Opinion by Eric HerrmannA good compromise helps keep prices lowWhat do you think?505068 participants
OnePlus’ core audience is still the same
OnePlus gathers its customers’ wants and wishes in its own forums and pays attention to what they write; which is more than any other manufacturer does at this point. It thanks its fans for this with a message featured on the product box (and by implementing some of their request). Despite all this, I still think that there are a lot of reasons why OnePlus won’t be able to reach a mainstream audience with this.
OnePlus continues to market its smartphones online, except for the use of pop-up stores (short-term stores) in certain big cities. In other words, its customers already knew about OnePlus before buying a phone, they didn’t just stumble across it.
OnePlus could grow through cooperations with certain operators, but it’s currently only attempted this with the carrier O2 in the UK. Elsewhere, it’s word of mouth. Carl Pei acknowledged this during the OnePlus 5 presentation. If you want to market a smartphone for more than 500 Dollars, it would be better to find a common ground with the operators.

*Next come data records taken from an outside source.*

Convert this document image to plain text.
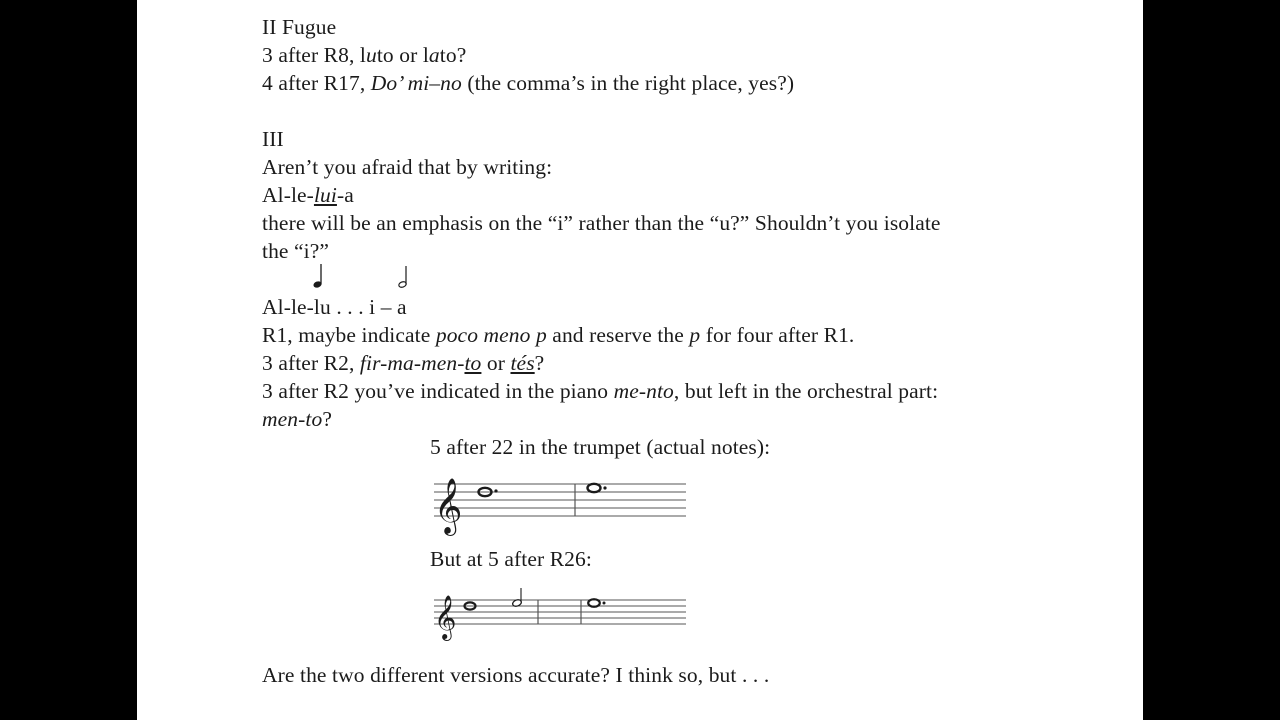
II Fugue
3 after R8, luto or lato?
4 after R17, Do’ mi–no (the comma’s in the right place, yes?)
III
Aren’t you afraid that by writing:
Al-le-lui-a
there will be an emphasis on the “i” rather than the “u?” Shouldn’t you isolate
the “i?”
Al-le-lu . . . i – a
R1, maybe indicate poco meno p and reserve the p for four after R1.
3 after R2, fir-ma-men-to or tés?
3 after R2 you’ve indicated in the piano me-nto, but left in the orchestral part:
men-to?
5 after 22 in the trumpet (actual notes):
𝄞
But at 5 after R26:
𝄞
Are the two different versions accurate? I think so, but . . .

Too many software updates?
The software is is OnePlus second biggest handicap. While the OnePlus UI – in my opinion – is still one of the best iterations of pure android that i’ve so far encountered, i’ve noticed that more and more bugs keep on being incorporated in every following software update. This prevents me from recommending OnePlus devices to someone who does not want to deliberately deal with updates. And by coincidence, is exactly the consumer group that tends to buy smartphones from carriers.
Opinion by Eric HerrmannOnePlus will never be able to go mainstream if it only focuses on its fanbaseWhat do you think?505064 participants
OnePlus will for sure please its fan base with the OnePlus 5. Mainstream carriers and OEMs have no reason to be worried though. The OnePlus 5 consumer base is still too much of a niche. And the competition is stepping up the pace. The release of the Honor 9 is just around the corner, and will most likely undercut the price of the OnePlus 5.

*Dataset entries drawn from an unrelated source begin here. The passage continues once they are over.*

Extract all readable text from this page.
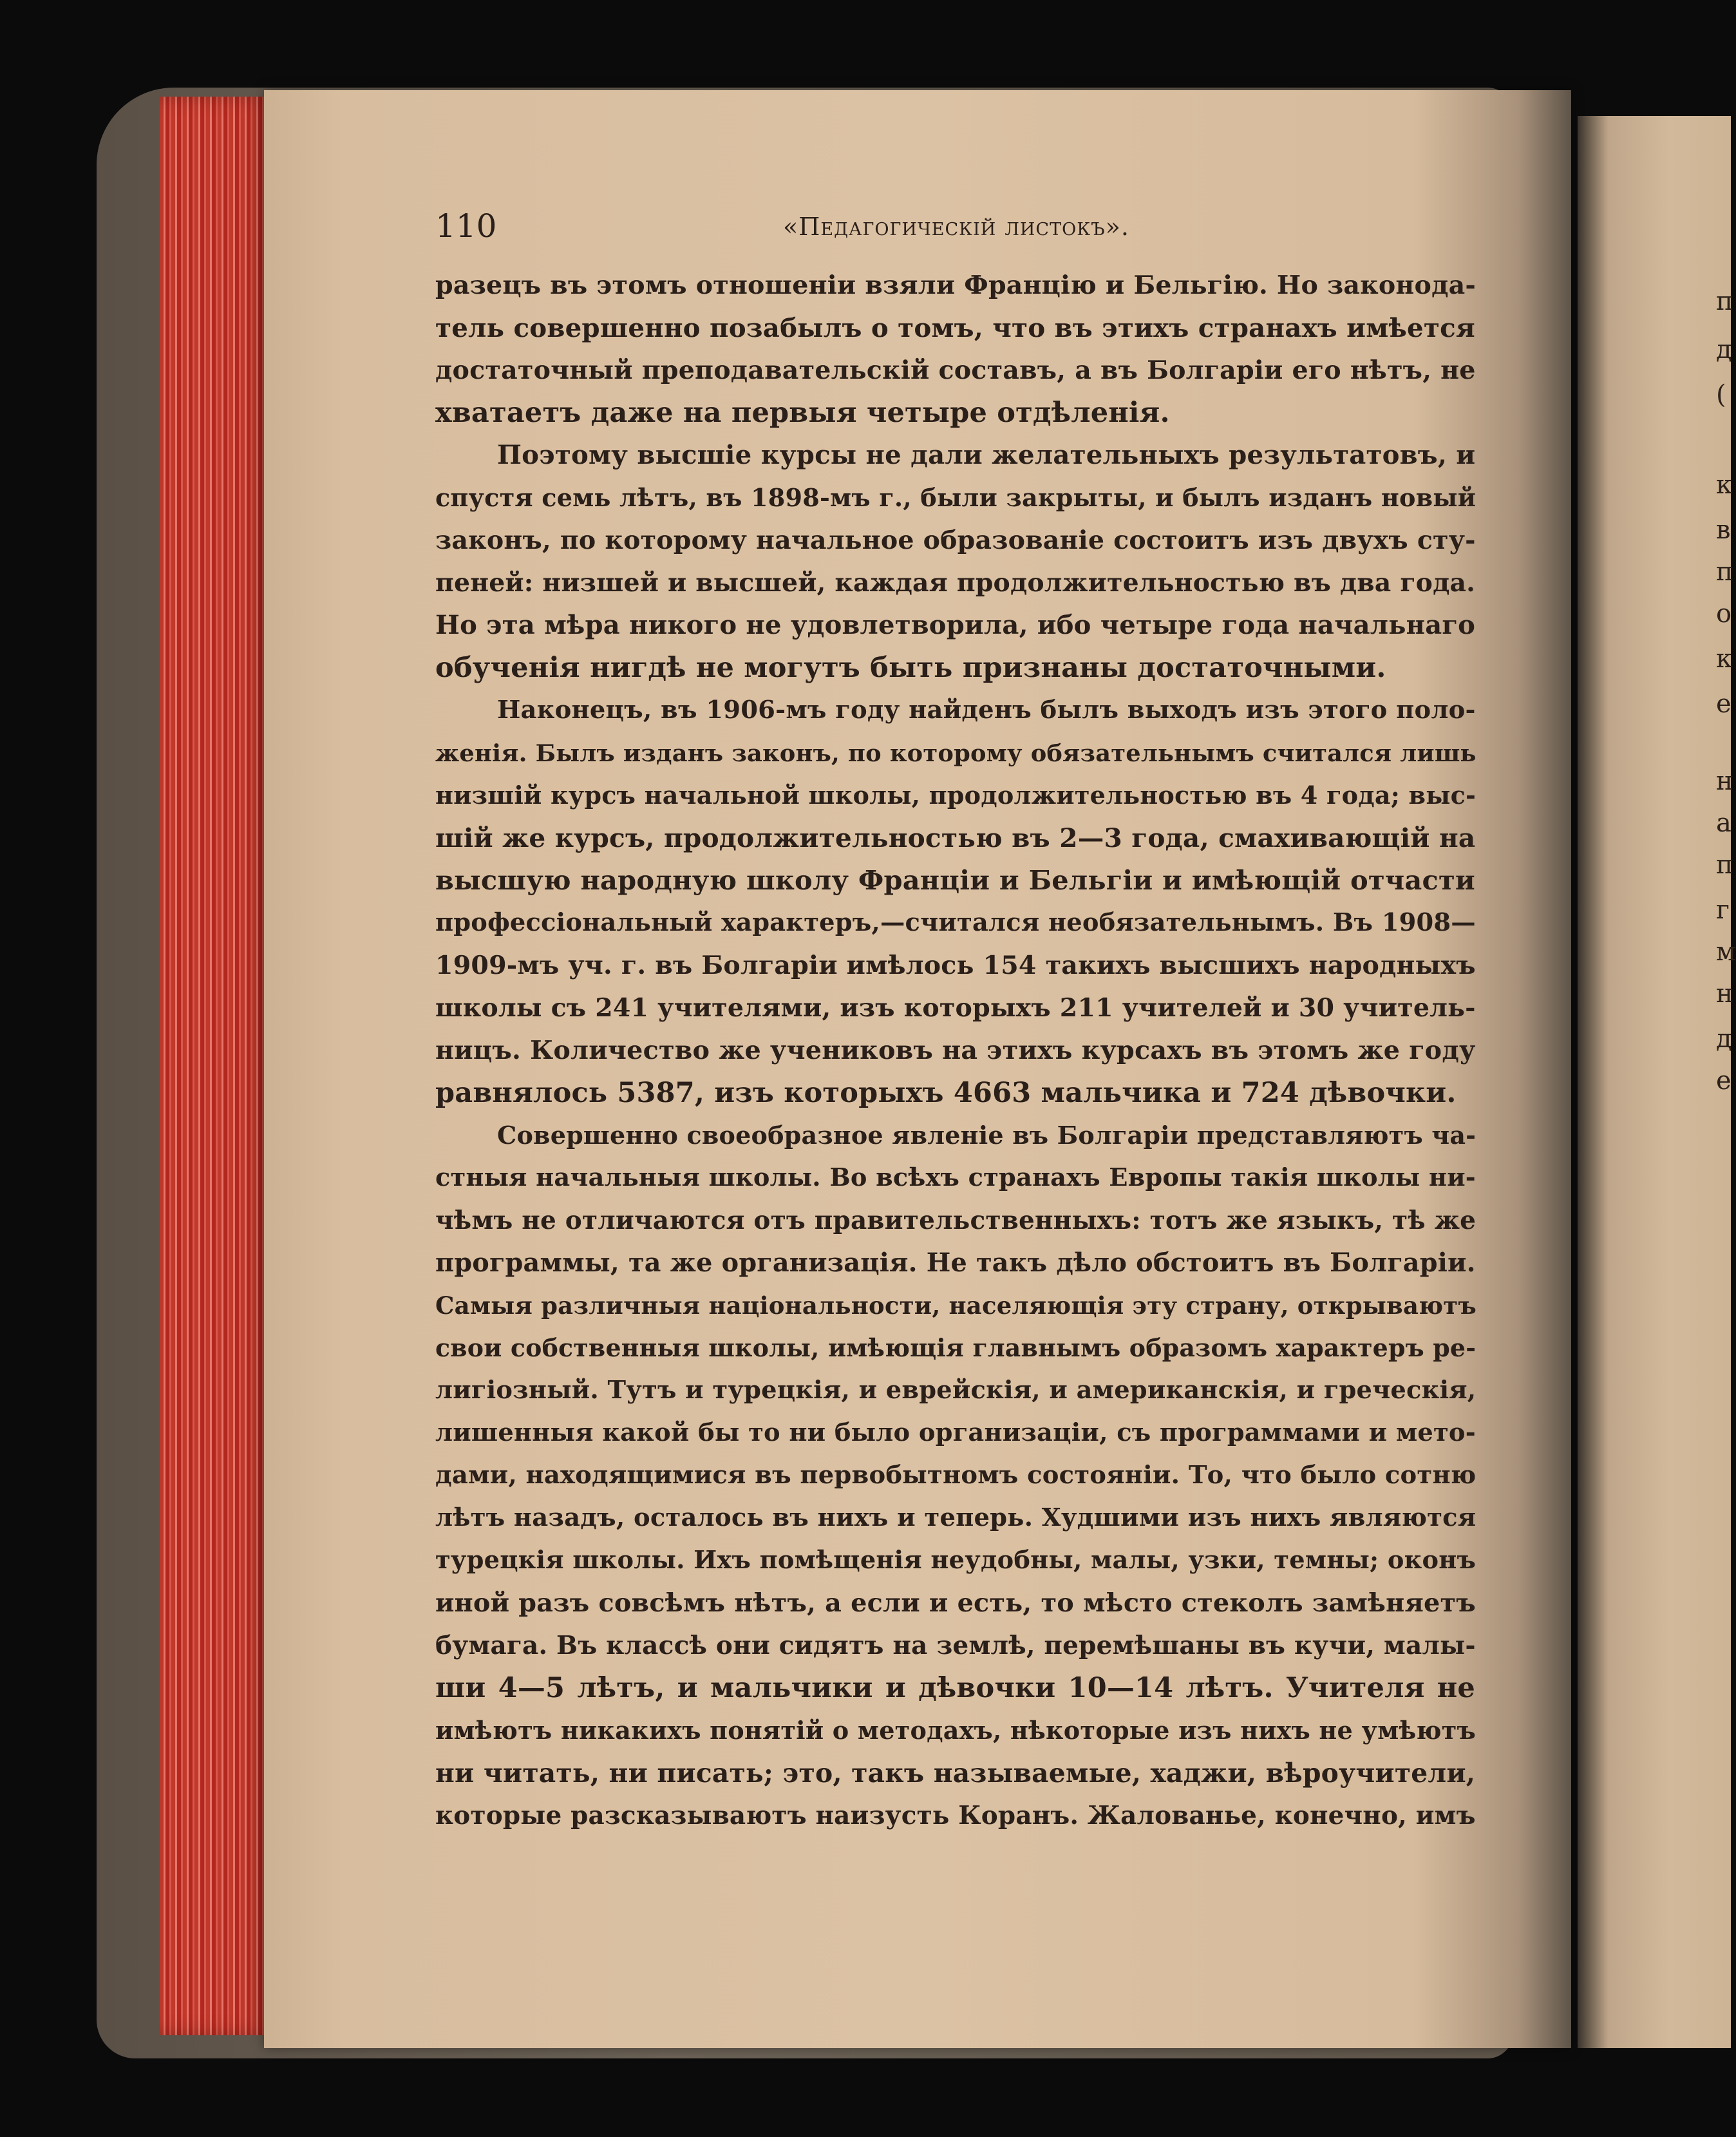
п
д
(
к
в
п
о
к
е
н
а
п
г
м
н
д
е
110	«Педагогическій листокъ».
разецъ въ этомъ отношеніи взяли Францію и Бельгію. Но законода-
тель совершенно позабылъ о томъ, что въ этихъ странахъ имѣется
достаточный преподавательскій составъ, а въ Болгаріи его нѣтъ, не
хватаетъ даже на первыя четыре отдѣленія.
Поэтому высшіе курсы не дали желательныхъ результатовъ, и
спустя семь лѣтъ, въ 1898-мъ г., были закрыты, и былъ изданъ новый
законъ, по которому начальное образованіе состоитъ изъ двухъ сту-
пеней: низшей и высшей, каждая продолжительностью въ два года.
Но эта мѣра никого не удовлетворила, ибо четыре года начальнаго
обученія нигдѣ не могутъ быть признаны достаточными.
Наконецъ, въ 1906-мъ году найденъ былъ выходъ изъ этого поло-
женія. Былъ изданъ законъ, по которому обязательнымъ считался лишь
низшій курсъ начальной школы, продолжительностью въ 4 года; выс-
шій же курсъ, продолжительностью въ 2—3 года, смахивающій на
высшую народную школу Франціи и Бельгіи и имѣющій отчасти
профессіональный характеръ,—считался необязательнымъ. Въ 1908—
1909-мъ уч. г. въ Болгаріи имѣлось 154 такихъ высшихъ народныхъ
школы съ 241 учителями, изъ которыхъ 211 учителей и 30 учитель-
ницъ. Количество же учениковъ на этихъ курсахъ въ этомъ же году
равнялось 5387, изъ которыхъ 4663 мальчика и 724 дѣвочки.
Совершенно своеобразное явленіе въ Болгаріи представляютъ ча-
стныя начальныя школы. Во всѣхъ странахъ Европы такія школы ни-
чѣмъ не отличаются отъ правительственныхъ: тотъ же языкъ, тѣ же
программы, та же организація. Не такъ дѣло обстоитъ въ Болгаріи.
Самыя различныя національности, населяющія эту страну, открываютъ
свои собственныя школы, имѣющія главнымъ образомъ характеръ ре-
лигіозный. Тутъ и турецкія, и еврейскія, и американскія, и греческія,
лишенныя какой бы то ни было организаціи, съ программами и мето-
дами, находящимися въ первобытномъ состояніи. То, что было сотню
лѣтъ назадъ, осталось въ нихъ и теперь. Худшими изъ нихъ являются
турецкія школы. Ихъ помѣщенія неудобны, малы, узки, темны; оконъ
иной разъ совсѣмъ нѣтъ, а если и есть, то мѣсто стеколъ замѣняетъ
бумага. Въ классѣ они сидятъ на землѣ, перемѣшаны въ кучи, малы-
ши 4—5 лѣтъ, и мальчики и дѣвочки 10—14 лѣтъ. Учителя не
имѣютъ никакихъ понятій о методахъ, нѣкоторые изъ нихъ не умѣютъ
ни читать, ни писать; это, такъ называемые, хаджи, вѣроучители,
которые разсказываютъ наизусть Коранъ. Жалованье, конечно, имъ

At least OnePlus has succeeded in one thing: it knew how to capture people’s’ attention with this smartphone, and drew almost as much PR and public attention as the Galaxy S8 did. And this is the true success of OnePlus: OnePlus has managed to build up a brand and a loyal following who are willing to recommend the devices to the their friends and family. OnePlus isn’t quite there yet, but it’s getting there. Maybe sooner than any of us will realize.